Вероятно, он понял по выражению моего лица, что немного хватил через край.

— Я ничего не имею лично против тебя, Джо, решительно ничего. Просто это не твоя линия. Ты ведь не занимаешься вопросами сбыта.

— В таком случае вам лучше направить туда кого-нибудь другого.

— Он почему-то желает вести переговоры именно с тобой. Должно быть, ты произвел на него впечатление. Черт его душу знает, ты ведь только раз и встречался-то с ним! Какого дьявола успел ты ему там наболтать?

— Ему понравились мои анекдоты, — сказал я.

— Ну да, будто один ты на свете мастер рассказывать сальные анекдоты! — Браун рассмеялся. Старина Тиффилд не просто крупный заказчик. Он стреляный воробей, его на мякине не проведешь. Тебе придется держать ухо востро, слышишь, мальчик? — Браун снова рассмеялся, и на этот раз в голосе его прозвучала нотка, которая была мне совсем не по вкусу.

— Как вы считаете, когда я должен ехать? — спросил я.

— Ты работаешь у нас десять лет и задаешь такой вопрос? Признаться, ты меня поражаешь. Разумеется, как можно скорее. То есть практически это значит — сию минуту. — И он утонул в облаках сигарного дыма.

— Что ж, хорошо, — сказал я. — А вы позвоните Сьюзен. Боюсь, она будет не особенно довольна. — Я направился к двери.

— Я же шучу, — сказал он. — Нельзя мне и пошутить, что ли! — Это прозвучало так, словно он подыхает с голоду, а я вырываю у него изо рта последнюю корку хлеба. — Больно вы, нынешняя молодежь, серьезны. Поезжай первым поездом завтра утром. Скажи своей секретарше, чтобы она заказала тебе номер в «Савойе».

Я удивленно поднял брови. Он не глядел на меня, однако пробормотал что-то насчет «одного из самых крупных наших заказчиков» и что «фирма в состоянии это выдержать».

Когда я был уже в дверях, он вернул меня.

— Ты обдумал то, что мы обсуждали с тобой вчера, Джо?

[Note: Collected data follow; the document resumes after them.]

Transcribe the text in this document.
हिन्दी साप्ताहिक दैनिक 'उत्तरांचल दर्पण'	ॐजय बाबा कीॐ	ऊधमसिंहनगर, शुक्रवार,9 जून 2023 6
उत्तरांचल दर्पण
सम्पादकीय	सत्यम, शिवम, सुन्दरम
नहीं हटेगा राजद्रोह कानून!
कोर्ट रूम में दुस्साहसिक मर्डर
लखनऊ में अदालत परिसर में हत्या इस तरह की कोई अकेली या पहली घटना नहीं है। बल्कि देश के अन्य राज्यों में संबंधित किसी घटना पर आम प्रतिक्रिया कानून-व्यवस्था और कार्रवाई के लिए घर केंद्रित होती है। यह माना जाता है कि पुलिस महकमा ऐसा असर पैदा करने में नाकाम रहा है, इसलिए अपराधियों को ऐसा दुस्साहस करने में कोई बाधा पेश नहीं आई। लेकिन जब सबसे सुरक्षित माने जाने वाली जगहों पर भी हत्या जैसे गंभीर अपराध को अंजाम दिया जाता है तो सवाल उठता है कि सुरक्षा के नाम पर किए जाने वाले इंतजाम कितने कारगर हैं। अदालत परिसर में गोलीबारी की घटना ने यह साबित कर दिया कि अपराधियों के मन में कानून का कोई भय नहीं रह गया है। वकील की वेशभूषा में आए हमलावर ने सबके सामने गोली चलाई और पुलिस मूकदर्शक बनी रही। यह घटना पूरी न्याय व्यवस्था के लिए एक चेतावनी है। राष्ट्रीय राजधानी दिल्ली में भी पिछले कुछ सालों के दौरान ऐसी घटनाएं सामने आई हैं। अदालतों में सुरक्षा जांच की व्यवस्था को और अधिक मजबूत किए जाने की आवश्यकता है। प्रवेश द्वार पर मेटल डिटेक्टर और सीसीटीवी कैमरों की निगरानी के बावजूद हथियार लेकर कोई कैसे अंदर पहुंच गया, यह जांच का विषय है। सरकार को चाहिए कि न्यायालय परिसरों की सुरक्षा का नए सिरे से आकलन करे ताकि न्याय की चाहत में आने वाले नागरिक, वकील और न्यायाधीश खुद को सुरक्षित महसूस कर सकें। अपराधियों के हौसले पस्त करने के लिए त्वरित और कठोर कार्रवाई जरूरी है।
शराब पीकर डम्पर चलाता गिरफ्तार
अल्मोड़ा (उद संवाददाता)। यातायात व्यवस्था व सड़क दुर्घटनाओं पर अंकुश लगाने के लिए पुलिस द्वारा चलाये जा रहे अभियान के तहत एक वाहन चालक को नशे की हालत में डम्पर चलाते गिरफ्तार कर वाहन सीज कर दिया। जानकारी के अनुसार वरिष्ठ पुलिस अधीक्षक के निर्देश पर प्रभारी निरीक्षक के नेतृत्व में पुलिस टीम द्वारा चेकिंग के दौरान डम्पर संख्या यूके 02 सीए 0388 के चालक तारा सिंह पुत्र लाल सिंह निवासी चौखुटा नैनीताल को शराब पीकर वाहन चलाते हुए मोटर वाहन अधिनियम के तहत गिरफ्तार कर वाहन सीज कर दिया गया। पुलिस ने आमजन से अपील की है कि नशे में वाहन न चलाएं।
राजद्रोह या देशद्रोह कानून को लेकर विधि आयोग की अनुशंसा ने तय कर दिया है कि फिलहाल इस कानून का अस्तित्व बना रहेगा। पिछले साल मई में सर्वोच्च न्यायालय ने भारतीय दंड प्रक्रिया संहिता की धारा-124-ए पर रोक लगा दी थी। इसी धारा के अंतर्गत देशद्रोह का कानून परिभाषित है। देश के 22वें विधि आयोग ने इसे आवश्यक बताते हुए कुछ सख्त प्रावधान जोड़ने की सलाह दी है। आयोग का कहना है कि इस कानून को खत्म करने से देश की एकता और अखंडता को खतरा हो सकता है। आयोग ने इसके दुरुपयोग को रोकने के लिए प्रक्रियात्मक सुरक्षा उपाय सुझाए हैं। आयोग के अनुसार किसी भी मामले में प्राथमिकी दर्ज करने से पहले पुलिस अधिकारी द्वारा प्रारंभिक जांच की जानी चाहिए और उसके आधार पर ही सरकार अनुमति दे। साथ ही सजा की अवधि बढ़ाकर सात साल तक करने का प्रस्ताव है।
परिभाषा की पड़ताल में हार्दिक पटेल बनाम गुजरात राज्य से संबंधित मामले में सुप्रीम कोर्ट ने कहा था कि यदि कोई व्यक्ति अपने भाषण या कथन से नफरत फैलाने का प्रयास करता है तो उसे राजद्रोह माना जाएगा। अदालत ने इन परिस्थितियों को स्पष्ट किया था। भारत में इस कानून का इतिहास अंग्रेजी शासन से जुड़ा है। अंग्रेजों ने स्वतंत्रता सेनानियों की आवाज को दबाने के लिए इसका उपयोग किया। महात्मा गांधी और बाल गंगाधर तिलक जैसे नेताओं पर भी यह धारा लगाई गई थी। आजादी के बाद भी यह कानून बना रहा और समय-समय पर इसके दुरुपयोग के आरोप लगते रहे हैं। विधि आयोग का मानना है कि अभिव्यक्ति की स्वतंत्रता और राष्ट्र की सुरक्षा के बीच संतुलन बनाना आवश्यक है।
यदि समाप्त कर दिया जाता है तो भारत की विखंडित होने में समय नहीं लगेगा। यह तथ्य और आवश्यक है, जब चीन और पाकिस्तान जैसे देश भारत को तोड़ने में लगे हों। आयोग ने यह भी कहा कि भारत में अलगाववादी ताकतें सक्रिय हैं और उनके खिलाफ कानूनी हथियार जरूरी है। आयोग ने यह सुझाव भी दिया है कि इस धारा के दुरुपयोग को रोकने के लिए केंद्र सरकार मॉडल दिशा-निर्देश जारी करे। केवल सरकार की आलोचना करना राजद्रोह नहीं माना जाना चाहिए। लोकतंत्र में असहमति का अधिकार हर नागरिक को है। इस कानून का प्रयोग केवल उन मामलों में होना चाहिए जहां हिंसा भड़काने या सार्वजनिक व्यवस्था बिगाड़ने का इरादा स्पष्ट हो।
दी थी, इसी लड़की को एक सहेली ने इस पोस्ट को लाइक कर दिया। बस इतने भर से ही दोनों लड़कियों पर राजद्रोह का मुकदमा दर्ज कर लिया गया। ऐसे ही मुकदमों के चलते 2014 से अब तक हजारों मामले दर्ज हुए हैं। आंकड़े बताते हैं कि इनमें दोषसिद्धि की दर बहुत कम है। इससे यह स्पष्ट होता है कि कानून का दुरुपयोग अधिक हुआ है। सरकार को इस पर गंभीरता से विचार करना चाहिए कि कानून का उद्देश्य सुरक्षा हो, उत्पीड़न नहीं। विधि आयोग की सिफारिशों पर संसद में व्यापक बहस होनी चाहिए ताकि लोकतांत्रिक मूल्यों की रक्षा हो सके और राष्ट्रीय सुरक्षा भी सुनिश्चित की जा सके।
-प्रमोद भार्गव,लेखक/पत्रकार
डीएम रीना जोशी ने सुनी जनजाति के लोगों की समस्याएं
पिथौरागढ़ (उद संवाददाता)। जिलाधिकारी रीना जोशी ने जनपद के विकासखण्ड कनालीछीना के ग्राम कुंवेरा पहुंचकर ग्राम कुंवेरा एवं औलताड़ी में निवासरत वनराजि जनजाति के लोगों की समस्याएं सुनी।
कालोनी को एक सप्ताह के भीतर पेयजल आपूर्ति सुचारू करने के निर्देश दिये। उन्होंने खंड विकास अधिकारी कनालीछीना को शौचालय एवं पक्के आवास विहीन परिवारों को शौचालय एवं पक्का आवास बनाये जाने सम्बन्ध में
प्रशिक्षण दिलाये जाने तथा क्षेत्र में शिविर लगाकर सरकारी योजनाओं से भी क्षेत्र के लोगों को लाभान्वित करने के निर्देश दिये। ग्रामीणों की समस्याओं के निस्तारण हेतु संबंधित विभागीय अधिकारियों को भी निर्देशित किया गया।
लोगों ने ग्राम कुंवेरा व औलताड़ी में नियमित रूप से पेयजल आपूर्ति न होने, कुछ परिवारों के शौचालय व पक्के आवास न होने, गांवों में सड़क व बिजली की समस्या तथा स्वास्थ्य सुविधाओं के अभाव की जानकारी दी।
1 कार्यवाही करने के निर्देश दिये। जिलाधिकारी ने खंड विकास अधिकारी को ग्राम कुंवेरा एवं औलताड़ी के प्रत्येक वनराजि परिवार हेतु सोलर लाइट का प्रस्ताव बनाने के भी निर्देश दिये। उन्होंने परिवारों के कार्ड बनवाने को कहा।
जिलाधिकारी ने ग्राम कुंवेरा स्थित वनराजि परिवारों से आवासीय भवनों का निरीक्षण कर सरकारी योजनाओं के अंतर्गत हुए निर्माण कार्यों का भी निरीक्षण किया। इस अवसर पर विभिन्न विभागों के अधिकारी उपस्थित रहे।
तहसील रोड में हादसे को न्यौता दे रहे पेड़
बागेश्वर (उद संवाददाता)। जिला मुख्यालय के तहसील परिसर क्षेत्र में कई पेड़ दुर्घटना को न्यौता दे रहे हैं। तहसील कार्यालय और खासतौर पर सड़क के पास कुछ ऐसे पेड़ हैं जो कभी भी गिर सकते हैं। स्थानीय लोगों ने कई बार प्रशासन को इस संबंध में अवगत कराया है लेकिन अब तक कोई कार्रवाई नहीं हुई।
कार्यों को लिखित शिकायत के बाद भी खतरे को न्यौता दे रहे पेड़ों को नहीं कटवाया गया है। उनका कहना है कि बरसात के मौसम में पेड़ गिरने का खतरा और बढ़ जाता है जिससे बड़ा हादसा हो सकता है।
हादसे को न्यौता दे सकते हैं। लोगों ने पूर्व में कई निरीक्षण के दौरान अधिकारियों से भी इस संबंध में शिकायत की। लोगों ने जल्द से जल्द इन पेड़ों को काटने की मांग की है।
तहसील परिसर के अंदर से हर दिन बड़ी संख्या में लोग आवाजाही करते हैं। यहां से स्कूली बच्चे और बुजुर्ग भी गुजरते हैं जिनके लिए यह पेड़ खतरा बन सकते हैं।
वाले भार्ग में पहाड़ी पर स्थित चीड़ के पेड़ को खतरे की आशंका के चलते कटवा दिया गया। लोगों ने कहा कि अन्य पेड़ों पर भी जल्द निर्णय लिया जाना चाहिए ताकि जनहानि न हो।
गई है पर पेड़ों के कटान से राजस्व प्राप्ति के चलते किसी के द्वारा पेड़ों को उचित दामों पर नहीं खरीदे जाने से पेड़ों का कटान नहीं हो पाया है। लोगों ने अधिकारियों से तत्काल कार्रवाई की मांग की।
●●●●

Я снова сел, на этот раз не на стул, стоящий напротив его письменного стола, а на кушетку справа. Эта кушетка являлась частью нового кабинета, заказанного его супругой. Кушетка, на мой взгляд, была слишком низкой и потому неудобной, но я намеренно уселся на нее: ведь она явно предназначалась для гостей, для случайных посетителей, а не для служащих фирмы.

— Я думал насчет этого, — сказал я и с удовлетворением отметил, что он чувствует себя не в своей тарелке. А быть может, виной тому был новый кабинетный гарнитур — красивый письменный стол орехового дерева, который был бы вполне уместен даже в гостиной, бар и кофейный столик такого же дерева, кушетка и кресло с сиреневой обивкой, ковер кремового цвета на полу и кремовые в сиреневую полоску шторы. За этим красивым письменным столом должен был бы восседать молодой делец нового, американского типа — короткая стрижка, шелковый итальянский костюм, одеколон «Старый аромат»… Браун был здесь явно не к месту.

Он внезапно вскочил с кресла и принялся шагать из угла в угол.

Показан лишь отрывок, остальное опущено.